Anyways now, 6 years later, iDubbbz has decided to apologize.

It's a good apology video to be honest! Not that the bar's very high. But he explicitly details the impact he had on minorities, takes direct action by monetizing the video for charity, and seems to genuinely feel regret for what he did. Solid apology all around.

And I don't accept it!

I think it's important to say this because after this video came out, I've seen tons and tons of discourse about how we need to praise iDubbbz for apologizing six years after the last content cop. And that's just...absurd.

The first reason I don't accept iDubbbz's apology is because I don't plan on ever giving kudos to a white guy realizing that racism is bad at the young, crisp age of...let's see here...32!?

Now I'm no mathematician, but homie was yelling the N word when he was 25 and thought it was okay. iDubbbz was the start of the alt-right pipeline for so many people, as well as a direct impact on my negative mental health when I was in college. He will not be getting my flowers, sorry.

I don't bring all this up to rub it in the dude's face. Like I said, it's a solid apology. But I feel like so many content creators are accepting his apology on the behalf of minorities, and that irritates me. Or in worse cases, outright telling him he doesn't need to apologize at all, as the King of Fence Sitting, Penguinz0.

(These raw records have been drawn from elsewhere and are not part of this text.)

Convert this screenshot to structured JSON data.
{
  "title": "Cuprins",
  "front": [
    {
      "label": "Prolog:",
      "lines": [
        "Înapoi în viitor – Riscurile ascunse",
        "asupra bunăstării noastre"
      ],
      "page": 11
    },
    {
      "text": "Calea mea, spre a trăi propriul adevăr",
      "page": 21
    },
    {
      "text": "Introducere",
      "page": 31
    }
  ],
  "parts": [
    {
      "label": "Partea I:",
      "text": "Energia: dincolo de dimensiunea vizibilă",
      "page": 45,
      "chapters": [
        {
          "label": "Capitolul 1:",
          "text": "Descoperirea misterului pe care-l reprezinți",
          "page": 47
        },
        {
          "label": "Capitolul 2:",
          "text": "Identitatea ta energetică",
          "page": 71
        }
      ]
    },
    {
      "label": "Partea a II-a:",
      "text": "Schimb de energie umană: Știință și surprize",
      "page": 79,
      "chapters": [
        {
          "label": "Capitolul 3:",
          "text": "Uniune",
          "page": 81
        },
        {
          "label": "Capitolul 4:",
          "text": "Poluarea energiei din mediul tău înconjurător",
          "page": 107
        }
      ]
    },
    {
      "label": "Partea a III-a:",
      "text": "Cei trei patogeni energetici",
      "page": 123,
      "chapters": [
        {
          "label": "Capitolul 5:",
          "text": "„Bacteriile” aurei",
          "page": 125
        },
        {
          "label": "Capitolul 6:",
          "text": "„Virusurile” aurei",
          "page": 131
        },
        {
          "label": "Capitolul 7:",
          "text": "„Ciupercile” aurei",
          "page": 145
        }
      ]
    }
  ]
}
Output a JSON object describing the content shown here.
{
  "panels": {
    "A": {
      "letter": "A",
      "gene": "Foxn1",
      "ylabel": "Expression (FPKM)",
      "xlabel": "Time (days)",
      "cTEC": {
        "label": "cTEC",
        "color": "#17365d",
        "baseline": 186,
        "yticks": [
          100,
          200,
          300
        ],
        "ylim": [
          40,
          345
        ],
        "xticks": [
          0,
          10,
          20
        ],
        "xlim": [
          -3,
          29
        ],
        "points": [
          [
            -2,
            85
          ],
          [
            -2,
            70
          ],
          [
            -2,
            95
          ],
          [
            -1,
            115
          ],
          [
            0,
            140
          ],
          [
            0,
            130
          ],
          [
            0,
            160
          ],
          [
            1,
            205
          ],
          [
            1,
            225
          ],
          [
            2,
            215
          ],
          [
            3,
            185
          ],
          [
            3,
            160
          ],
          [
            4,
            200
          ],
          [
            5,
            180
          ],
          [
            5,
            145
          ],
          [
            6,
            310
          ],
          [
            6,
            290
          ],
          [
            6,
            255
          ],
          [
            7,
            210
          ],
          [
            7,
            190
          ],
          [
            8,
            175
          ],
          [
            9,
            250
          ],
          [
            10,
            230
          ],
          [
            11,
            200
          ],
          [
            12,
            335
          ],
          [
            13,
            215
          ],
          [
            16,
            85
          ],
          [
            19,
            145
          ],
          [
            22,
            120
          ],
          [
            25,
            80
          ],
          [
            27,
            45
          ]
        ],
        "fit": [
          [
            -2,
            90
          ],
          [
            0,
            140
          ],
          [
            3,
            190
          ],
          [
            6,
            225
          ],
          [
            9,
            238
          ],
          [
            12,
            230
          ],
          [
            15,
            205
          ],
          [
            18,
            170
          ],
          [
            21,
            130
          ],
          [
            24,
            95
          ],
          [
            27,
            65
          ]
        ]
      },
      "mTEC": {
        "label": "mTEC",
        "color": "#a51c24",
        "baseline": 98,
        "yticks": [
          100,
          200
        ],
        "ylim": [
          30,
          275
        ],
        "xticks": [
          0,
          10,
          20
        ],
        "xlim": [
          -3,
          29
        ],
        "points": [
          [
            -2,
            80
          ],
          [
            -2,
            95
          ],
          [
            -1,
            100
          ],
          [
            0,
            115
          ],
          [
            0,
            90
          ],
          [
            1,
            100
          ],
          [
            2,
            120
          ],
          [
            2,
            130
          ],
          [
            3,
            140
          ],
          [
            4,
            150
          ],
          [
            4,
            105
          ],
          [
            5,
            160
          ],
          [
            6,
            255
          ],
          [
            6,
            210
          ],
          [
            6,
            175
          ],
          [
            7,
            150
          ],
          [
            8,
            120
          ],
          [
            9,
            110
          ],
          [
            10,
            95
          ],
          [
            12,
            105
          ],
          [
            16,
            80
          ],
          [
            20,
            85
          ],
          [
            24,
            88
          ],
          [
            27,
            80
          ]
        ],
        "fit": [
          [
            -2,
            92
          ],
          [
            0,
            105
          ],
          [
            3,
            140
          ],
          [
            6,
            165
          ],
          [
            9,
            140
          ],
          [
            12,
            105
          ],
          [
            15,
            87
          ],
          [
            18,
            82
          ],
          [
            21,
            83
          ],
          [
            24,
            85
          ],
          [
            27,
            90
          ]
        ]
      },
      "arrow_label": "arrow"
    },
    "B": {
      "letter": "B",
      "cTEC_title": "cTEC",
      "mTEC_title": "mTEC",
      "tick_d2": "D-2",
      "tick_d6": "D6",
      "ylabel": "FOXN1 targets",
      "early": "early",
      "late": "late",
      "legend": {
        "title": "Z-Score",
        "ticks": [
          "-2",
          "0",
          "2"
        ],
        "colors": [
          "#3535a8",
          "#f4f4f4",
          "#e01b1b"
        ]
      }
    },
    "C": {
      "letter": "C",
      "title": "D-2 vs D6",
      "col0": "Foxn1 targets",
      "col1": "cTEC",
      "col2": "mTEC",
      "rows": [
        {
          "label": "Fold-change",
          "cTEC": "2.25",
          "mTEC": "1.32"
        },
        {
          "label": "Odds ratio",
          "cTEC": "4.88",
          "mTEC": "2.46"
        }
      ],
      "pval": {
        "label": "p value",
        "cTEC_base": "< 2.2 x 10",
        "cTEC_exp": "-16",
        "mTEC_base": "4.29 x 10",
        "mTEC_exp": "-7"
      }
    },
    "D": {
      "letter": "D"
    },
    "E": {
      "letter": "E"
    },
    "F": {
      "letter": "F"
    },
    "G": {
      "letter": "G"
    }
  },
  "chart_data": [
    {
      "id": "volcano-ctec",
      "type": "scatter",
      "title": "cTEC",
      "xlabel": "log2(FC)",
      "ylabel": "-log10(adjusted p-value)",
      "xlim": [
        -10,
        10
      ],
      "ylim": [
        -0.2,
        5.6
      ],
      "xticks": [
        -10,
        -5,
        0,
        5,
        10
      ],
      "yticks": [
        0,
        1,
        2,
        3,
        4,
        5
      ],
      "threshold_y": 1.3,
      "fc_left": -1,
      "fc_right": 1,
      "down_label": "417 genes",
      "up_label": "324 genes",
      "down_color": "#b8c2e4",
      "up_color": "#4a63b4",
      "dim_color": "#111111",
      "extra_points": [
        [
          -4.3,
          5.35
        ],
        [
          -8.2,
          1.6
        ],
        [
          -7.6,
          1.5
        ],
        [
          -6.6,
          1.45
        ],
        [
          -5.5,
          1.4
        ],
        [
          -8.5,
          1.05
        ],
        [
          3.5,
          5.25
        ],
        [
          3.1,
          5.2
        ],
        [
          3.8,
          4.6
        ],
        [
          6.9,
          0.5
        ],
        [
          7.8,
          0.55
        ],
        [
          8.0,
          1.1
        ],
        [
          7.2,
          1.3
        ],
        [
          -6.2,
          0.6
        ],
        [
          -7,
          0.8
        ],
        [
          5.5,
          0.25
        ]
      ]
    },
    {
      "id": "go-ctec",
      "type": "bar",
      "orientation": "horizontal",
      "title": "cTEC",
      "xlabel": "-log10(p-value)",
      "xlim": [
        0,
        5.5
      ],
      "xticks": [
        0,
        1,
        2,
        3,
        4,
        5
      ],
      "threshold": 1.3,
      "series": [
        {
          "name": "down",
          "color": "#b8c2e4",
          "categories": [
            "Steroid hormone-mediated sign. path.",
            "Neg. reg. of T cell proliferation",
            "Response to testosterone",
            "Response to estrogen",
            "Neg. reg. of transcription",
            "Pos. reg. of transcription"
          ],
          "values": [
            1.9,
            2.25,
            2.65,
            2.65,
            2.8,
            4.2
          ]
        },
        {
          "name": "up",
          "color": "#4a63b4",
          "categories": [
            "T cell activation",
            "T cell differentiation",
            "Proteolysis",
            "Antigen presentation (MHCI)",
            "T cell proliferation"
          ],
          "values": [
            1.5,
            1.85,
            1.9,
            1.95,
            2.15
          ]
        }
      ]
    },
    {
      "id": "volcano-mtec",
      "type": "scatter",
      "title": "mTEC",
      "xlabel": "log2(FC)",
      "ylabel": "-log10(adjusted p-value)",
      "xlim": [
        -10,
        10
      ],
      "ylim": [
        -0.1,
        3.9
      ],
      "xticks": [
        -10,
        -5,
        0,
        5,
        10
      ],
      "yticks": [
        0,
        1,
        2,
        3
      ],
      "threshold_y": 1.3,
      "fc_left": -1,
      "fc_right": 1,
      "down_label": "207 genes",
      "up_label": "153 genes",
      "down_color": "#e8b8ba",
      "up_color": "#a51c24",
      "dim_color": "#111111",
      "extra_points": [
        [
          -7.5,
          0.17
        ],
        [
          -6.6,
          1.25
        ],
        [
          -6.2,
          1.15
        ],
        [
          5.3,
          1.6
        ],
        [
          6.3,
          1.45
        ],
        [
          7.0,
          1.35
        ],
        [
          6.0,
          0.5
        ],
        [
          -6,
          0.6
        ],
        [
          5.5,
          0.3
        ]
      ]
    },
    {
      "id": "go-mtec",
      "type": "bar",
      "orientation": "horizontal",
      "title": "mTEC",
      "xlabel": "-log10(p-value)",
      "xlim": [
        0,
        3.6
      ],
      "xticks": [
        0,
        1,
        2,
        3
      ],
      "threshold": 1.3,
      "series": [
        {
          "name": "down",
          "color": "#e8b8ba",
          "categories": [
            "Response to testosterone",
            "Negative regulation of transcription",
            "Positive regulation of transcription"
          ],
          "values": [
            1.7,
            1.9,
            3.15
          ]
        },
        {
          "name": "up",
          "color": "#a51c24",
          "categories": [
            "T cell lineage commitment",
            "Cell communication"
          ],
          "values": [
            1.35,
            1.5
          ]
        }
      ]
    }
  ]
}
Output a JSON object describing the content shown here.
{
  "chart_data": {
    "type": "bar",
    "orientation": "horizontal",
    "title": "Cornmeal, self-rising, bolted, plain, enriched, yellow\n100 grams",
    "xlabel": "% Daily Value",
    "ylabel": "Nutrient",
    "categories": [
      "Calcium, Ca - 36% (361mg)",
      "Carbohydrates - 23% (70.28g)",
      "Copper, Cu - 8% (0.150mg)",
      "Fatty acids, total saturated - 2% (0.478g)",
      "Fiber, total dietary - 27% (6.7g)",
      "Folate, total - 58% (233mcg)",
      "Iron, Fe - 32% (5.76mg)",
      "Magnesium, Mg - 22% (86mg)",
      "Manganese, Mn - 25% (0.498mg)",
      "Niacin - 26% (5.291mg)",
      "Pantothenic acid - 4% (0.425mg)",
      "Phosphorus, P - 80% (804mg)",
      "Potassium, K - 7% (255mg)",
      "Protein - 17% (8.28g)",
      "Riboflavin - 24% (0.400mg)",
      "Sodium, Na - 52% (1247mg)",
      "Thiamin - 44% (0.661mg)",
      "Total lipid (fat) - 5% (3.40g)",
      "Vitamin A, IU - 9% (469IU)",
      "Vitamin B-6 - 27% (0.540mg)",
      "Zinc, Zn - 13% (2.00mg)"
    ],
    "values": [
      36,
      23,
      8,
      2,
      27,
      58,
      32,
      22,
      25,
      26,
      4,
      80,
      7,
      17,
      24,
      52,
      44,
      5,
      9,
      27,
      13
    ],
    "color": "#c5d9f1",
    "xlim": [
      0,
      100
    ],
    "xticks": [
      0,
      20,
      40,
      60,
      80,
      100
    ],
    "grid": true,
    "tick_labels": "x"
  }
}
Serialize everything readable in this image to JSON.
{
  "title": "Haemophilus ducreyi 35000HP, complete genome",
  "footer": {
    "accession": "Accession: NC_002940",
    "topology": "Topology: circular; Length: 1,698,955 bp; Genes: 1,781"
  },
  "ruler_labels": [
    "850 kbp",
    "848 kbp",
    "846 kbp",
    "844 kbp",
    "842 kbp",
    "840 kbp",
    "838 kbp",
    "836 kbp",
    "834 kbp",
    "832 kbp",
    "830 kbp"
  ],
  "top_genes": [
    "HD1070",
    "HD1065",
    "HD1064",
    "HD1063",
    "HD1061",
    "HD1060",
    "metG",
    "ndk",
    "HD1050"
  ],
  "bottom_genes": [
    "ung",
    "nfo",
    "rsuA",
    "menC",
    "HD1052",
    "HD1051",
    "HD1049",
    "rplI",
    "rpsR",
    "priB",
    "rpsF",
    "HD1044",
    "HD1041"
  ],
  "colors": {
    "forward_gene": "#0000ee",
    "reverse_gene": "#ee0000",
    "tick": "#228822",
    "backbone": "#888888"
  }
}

I believe that people do deserve the opportunity to change themselves for the better. But you can't demand that people affected by you for years turn around and praise you, or even forgive you for it. That's never the point of an apology! It may suck that you're going through that, but it's the reality and consequence of thinking it's okay to say slurs. No one is entitled to spaces or appreciation for your personal betterment. That's a choice for those who occupy those spaces and who have been affected by your shit rhetoric. I encourage people like Ian to legitimately try and seek betterment, but I don't have to be friendly with him either - which he doesn't have to worry about, because we will both die having never crossed paths.

A larger point I want to make for people who insist I accept iDubbbz's apology is that quite often, former bigots only understand bigotry from the point of view of the bigot. They have a heightened capacity to sympathize with bigots, and a diminished capacity to reckon with the harm done to the victims of bigots. Because they need to believe above all else that bigots are misunderstood and redeemable, at any cost.

So. Yeah, I dunno. Of course, I'm only speaking for myself. If you were personally impacted by iDubbbz's content and accept his apology, great! I'm happy that's the case. I don't plan on watching his content any time soon, but at least we can all close what I consider to be one of the internet's most shameful chapters.

Uh, unless Joji says something I guess.